1) Total land value increment (tax base)
Conceptually:
Total land value increment = “Announced land value at transfer” − “Original assessed/announced land value (CPI-adjusted)”
In practice, the tax authority uses published figures such as announced land values and CPI adjustment factors—this is not simply the difference between purchase and sale prices.
2) Standard progressive rates (20% / 30% / 40%)
In standard cases (without owner-occupied preference), the total increment is subject to progressive rates of
20%, 30%, and 40% based on increment multiples. For long holding periods, certain brackets may qualify for reductions.
For understanding only. Final assessment follows the local tax authority.
| Tier (concept) |
Increment multiple (concept) |
Nominal rate |
Notes |
| Tier 1 |
Increment below 100% of the original value |
20% |
Lowest tier for smaller increases. |
| Tier 2 |
Increment exceeds 100% but below 200% |
30% (may be reduced by holding years) |
For holdings exceeding 20/30/40 years, reductions may apply per rules. |
| Tier 3 |
Increment exceeds 200% or more |
40% (may be reduced by holding years) |
Highest tier with heavier tax burden. |
3) Owner-occupied residential land preferential rate (10%)
If the transferred land qualifies as owner-occupied residential land and you apply for the preferential treatment,
LVIT may be taxed at a single 10% rate instead of the progressive 20%–40%.
- The building on the land is owned by the landowner, spouse, or lineal relatives.
- Household registration is completed before sale, and the property has not been rented out or used for business within the required period.
- Area limits apply (e.g., up to 3 ares in urban areas and up to 7 ares in non-urban areas, subject to rules).

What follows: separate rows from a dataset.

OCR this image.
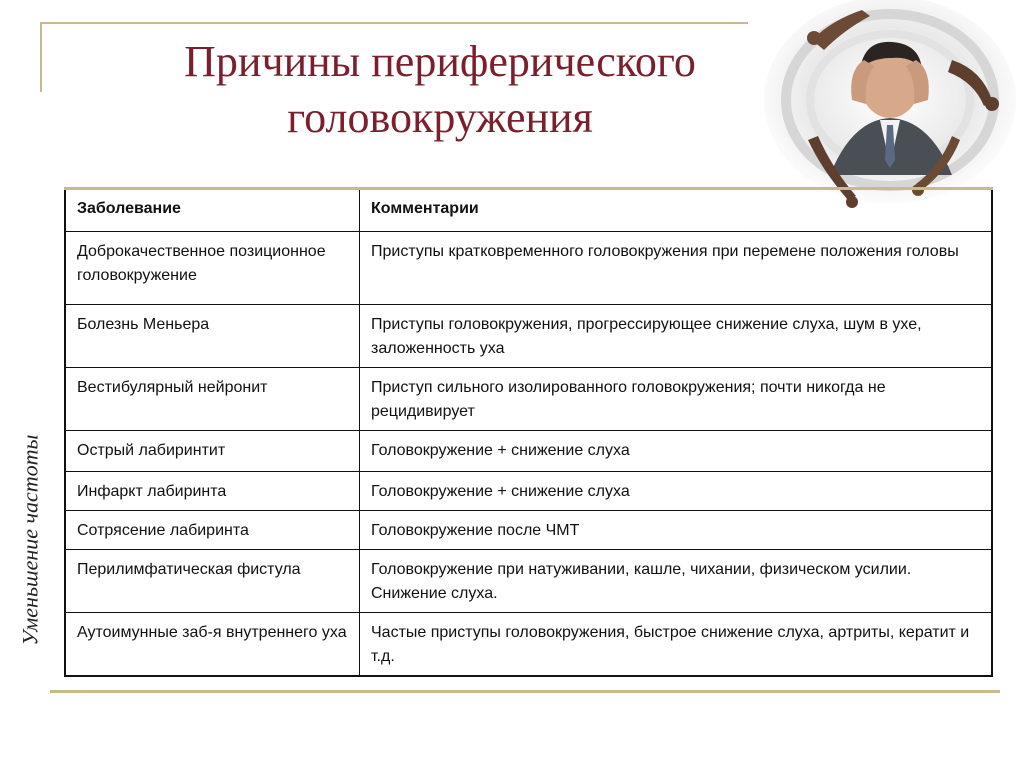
Причины периферического
головокружения
Уменьшение частоты
Заболевание	Комментарии
Доброкачественное позиционное головокружение	Приступы кратковременного головокружения при перемене положения головы
Болезнь Меньера	Приступы головокружения, прогрессирующее снижение слуха, шум в ухе, заложенность уха
Вестибулярный нейронит	Приступ сильного изолированного головокружения; почти никогда не рецидивирует
Острый лабиринтит	Головокружение + снижение слуха
Инфаркт лабиринта	Головокружение + снижение слуха
Сотрясение лабиринта	Головокружение после ЧМТ
Перилимфатическая фистула	Головокружение при натуживании, кашле, чихании, физическом усилии. Снижение слуха.
Аутоимунные заб-я внутреннего уха	Частые приступы головокружения, быстрое снижение слуха, артриты, кератит и т.д.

Practical review details vary slightly by locality. Before filing, confirm with the local tax authority or a professional.
4) “Once in a lifetime,” “one house,” and repurchase refund (high-level)

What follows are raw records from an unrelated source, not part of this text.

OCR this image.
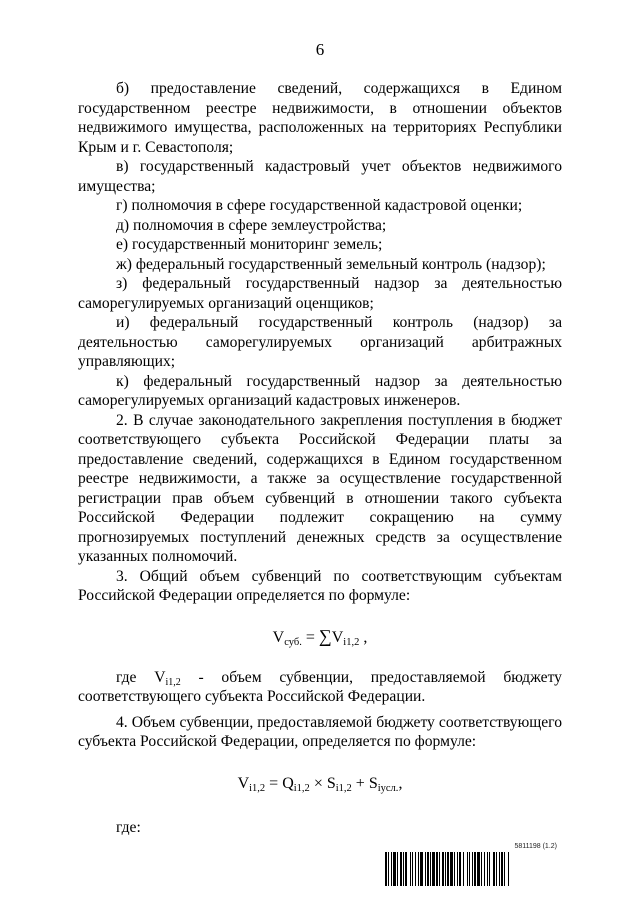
6

б) предоставление сведений, содержащихся в Едином государственном реестре недвижимости, в отношении объектов недвижимого имущества, расположенных на территориях Республики Крым и г. Севастополя;

в) государственный кадастровый учет объектов недвижимого имущества;

г) полномочия в сфере государственной кадастровой оценки;

д) полномочия в сфере землеустройства;

е) государственный мониторинг земель;

ж) федеральный государственный земельный контроль (надзор);

з) федеральный государственный надзор за деятельностью саморегулируемых организаций оценщиков;

и) федеральный государственный контроль (надзор) за деятельностью саморегулируемых организаций арбитражных управляющих;

к) федеральный государственный надзор за деятельностью саморегулируемых организаций кадастровых инженеров.

2. В случае законодательного закрепления поступления в бюджет соответствующего субъекта Российской Федерации платы за предоставление сведений, содержащихся в Едином государственном реестре недвижимости, а также за осуществление государственной регистрации прав объем субвенций в отношении такого субъекта Российской Федерации подлежит сокращению на сумму прогнозируемых поступлений денежных средств за осуществление указанных полномочий.

3. Общий объем субвенций по соответствующим субъектам Российской Федерации определяется по формуле:

$V_{суб.} = \sum V_{i1,2}$ ,

где $V_{i1,2}$ - объем субвенции, предоставляемой бюджету соответствующего субъекта Российской Федерации.

4. Объем субвенции, предоставляемой бюджету соответствующего субъекта Российской Федерации, определяется по формуле:

$V_{i1,2} = Q_{i1,2} \times S_{i1,2} + S_{iусл.}$,

где:

5811198 (1.2)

- Once in a lifetime: one time in a person’s life, selling qualifying owner-occupied residential land may apply the 10% rate.

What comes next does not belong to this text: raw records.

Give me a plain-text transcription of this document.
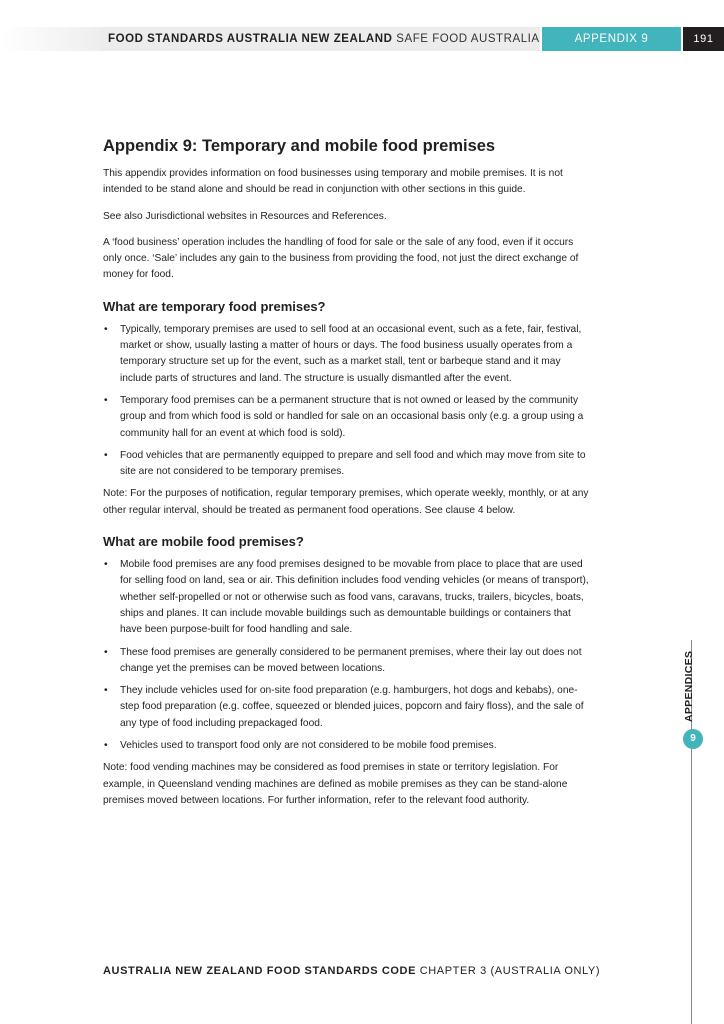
FOOD STANDARDS AUSTRALIA NEW ZEALAND SAFE FOOD AUSTRALIA	APPENDIX 9	191
Appendix 9: Temporary and mobile food premises

This appendix provides information on food businesses using temporary and mobile premises. It is not intended to be stand alone and should be read in conjunction with other sections in this guide.

See also Jurisdictional websites in Resources and References.

A ‘food business’ operation includes the handling of food for sale or the sale of any food, even if it occurs only once. ‘Sale’ includes any gain to the business from providing the food, not just the direct exchange of money for food.

What are temporary food premises?
• Typically, temporary premises are used to sell food at an occasional event, such as a fete, fair, festival, market or show, usually lasting a matter of hours or days. The food business usually operates from a temporary structure set up for the event, such as a market stall, tent or barbeque stand and it may include parts of structures and land. The structure is usually dismantled after the event.
• Temporary food premises can be a permanent structure that is not owned or leased by the community group and from which food is sold or handled for sale on an occasional basis only (e.g. a group using a community hall for an event at which food is sold).
• Food vehicles that are permanently equipped to prepare and sell food and which may move from site to site are not considered to be temporary premises.

Note: For the purposes of notification, regular temporary premises, which operate weekly, monthly, or at any other regular interval, should be treated as permanent food operations. See clause 4 below.

What are mobile food premises?
• Mobile food premises are any food premises designed to be movable from place to place that are used for selling food on land, sea or air. This definition includes food vending vehicles (or means of transport), whether self-propelled or not or otherwise such as food vans, caravans, trucks, trailers, bicycles, boats, ships and planes. It can include movable buildings such as demountable buildings or containers that have been purpose-built for food handling and sale.
• These food premises are generally considered to be permanent premises, where their lay out does not change yet the premises can be moved between locations.
• They include vehicles used for on-site food preparation (e.g. hamburgers, hot dogs and kebabs), one-step food preparation (e.g. coffee, squeezed or blended juices, popcorn and fairy floss), and the sale of any type of food including prepackaged food.
• Vehicles used to transport food only are not considered to be mobile food premises.

Note: food vending machines may be considered as food premises in state or territory legislation. For example, in Queensland vending machines are defined as mobile premises as they can be stand-alone premises moved between locations. For further information, refer to the relevant food authority.

APPENDICES
9
AUSTRALIA NEW ZEALAND FOOD STANDARDS CODE CHAPTER 3 (AUSTRALIA ONLY)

- One-house benefit: related preferential recognition and usage limits tied to owner-occupied conditions (commonly referred to as “one house”).
- Repurchase tax refund: after selling qualifying owner-occupied residential land, if you repurchase qualifying owner-occupied land within a specified period, you may apply for a partial or full refund of LVIT paid (subject to rules).
These benefits involve detailed conditions (time limits, area limits, family/registration rules). Always check the latest laws and local announcements before applying.
5) Simplified example (concept only)
Example: CPI-adjusted original assessed value is NT$5,000,000 and the announced value at transfer is NT$11,000,000.
The total increment is roughly NT$6,000,000. If everything fell into one bracket (simplified):
- Standard 20%: 6,000,000 × 20% ≈ 1,200,000
- Owner-occupied 10%: 6,000,000 × 10% ≈ 600,000
Actual assessment may differ due to progressive tiers, differential amounts, and holding-year reductions. This example is purely to illustrate the direction of change.
3. When Can LVIT Be Reduced or Exempt?
Tax Planning
LVIT is not always “heavy.” If statutory conditions are met, the burden can be reduced.
1) Long holding periods may reduce part of the tax
If the land has been held for more than 20, 30, or 40 years, certain reductions may apply to Tier 2 and Tier 3 portions,
lowering the effective rate for long-term holders (subject to rules).
2) Owner-occupied residential land → 10% rate
If the land meets area, actual use, household registration, and non-rental/non-business conditions, you may apply for the 10% preferential rate.
3) Eligible agricultural land used for farming → may apply for non-levy
To support the “agricultural land for agricultural use” policy, qualifying agricultural land may apply for LVIT non-levy upon transfer (subject to rules).
Common requirements include:
- The land is classified as agricultural land and is actually used for agricultural production.
- The applicant meets statutory identity/usage requirements and provides supporting documents.
Standards vary by locality. Check with the local tax authority before applying.